I vote take a step back and yeah do some holidays at Christmas. Unfortunately those who make the effort, often get taken for granted and have unreasonable expectations put on them. Clearly not realising round trips of 12-14 hours are rather draining!

I have been on both sides of this: the kind who does the running around (previously) but lm now pregnant with twins. The distinct vibe is my family aren’t going to be making much effort so come see us. Naively l thought it was their turn. Its not my turn though?! I am also taking a step back

Well done on your promotion and sorry about your families reaction. Theres a distinct whiff of sexism to your post. Having a child is a cause for massive celebration but a big hard earned promotion isn’t?!

PeekAtYou · 28/12/2022 10:53

This is a "you moved away" problem rather than a "you didn't have kids" problem imo. Even if you'd had a child, as the one who lives far away, they'd expect you to visit them.
Do you have extra bedrooms at your house so
that hotels don't become a necessity? If you live in London then your family may be interested in the sights down there- even if they live near another major city like Manchester.

LolaSmiles · 28/12/2022 10:54

It makes sense at Christmas for Christmas to be hosted where most of the people are. They really ought to have a room for you though if you're travelling a long way and other people are close by.

Equally driving long distances for a toddler's birthday party is entirely your choice. It's not something we expected any of our relatives to do. Part of living a long way from family is that you're not part of day to day life unless you travel.

It's a lot easier for a couple who live a long way from everyone to travel than it is for several families to leave the area they're in to all drive to the bottom of the country.

EL8888 · 28/12/2022 10:54

@PeekAtYou Manchester is in the N.W. though not NE?

FineBerol · 28/12/2022 10:58

Do your siblings live close to your parents or did they have to travel a long way too? If they live within an hour and you are 6 hours (or whatever)then you definitely should have been given a bedroom instead of them!

Mardyface · 28/12/2022 11:03

I have kids now but before I did my sister had two and I know exactly what you're talking about and I'm sorry because it is hurtful.
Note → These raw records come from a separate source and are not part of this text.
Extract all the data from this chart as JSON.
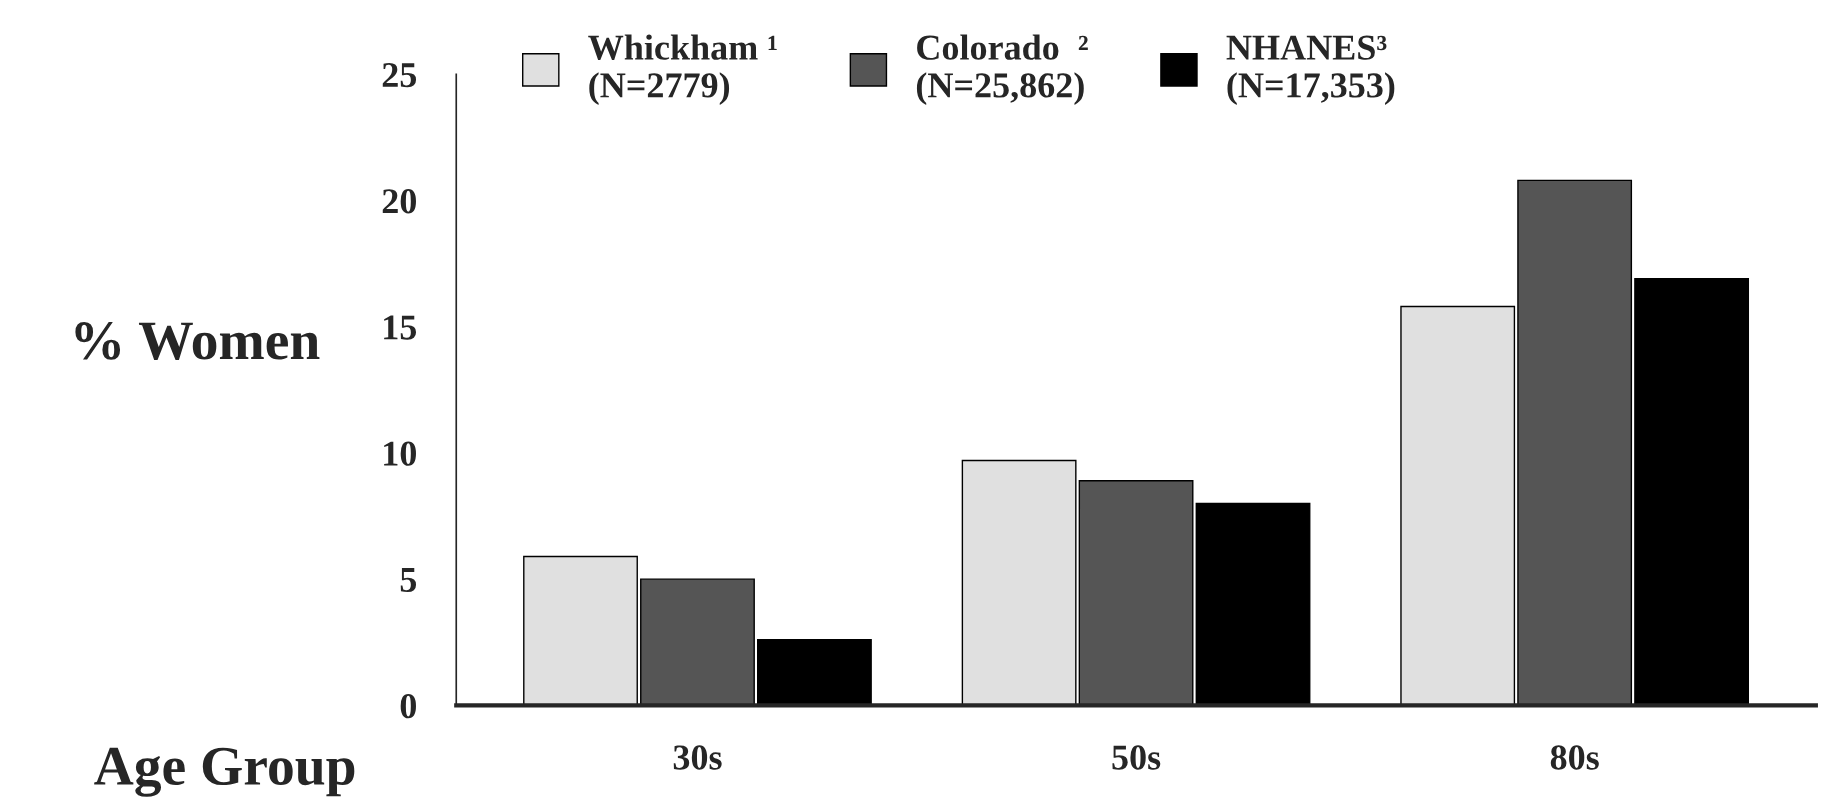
{
  "chart_data": {
    "type": "bar",
    "categories": [
      "30s",
      "50s",
      "80s"
    ],
    "series": [
      {
        "name": "Whickham ¹\n(N=2779)",
        "color": "#e0e0e0",
        "values": [
          5.9,
          9.7,
          15.8
        ]
      },
      {
        "name": "Colorado  ²\n(N=25,862)",
        "color": "#555555",
        "values": [
          5.0,
          8.9,
          20.8
        ]
      },
      {
        "name": "NHANES³\n(N=17,353)",
        "color": "#000000",
        "values": [
          2.6,
          8.0,
          16.9
        ]
      }
    ],
    "ylabel": "% Women",
    "xlabel": "Age Group",
    "ylim": [
      0,
      25
    ],
    "yticks": [
      0,
      5,
      10,
      15,
      20,
      25
    ],
    "grid": false,
    "legend": "top"
  }
}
It was like I had ceased to matter when the children arrived.

I dealt with this by focusing on my relationship with the kids and my sister separately from my parents or the family 'en masse'. That means that the kids are keen to see you anyway because they love you and as they get older it will be easier to travel to you.

Now I have kids my parents ignore me in favour of them so it's not really about you op - but I know from experience this behaviour is very hurtful. Focus on fostering your own relationships.

Worldofwindows · 28/12/2022 11:05

Both live within a hour away of my parents. We could put all except my parents up(we live more rurally (but still not too far from good transport links) so have a bit more space.

OP posts:
Booksbythebed · 28/12/2022 11:06

YABU if you expect young kids to stay in a hotel. It basically means the parents will have to leave at 7/8/9 pm to be with them. Plus naptimes can get awkward.

Its annoying that you have to pay extra for a hotel room while they don't but on the plus side, you might have a more comfortable, peaceful night without small children waking you up at 6am.

That was horrible that no one is interested in your promotion, I am sorry about that. Are your family generally not interested in talking about your work? They sound pretty boring if they only want to talk about kids.

I live far away from my family and have kids, and generally I have to travel to see them. They very rarely come to visit me. So its more about you moving away than anything.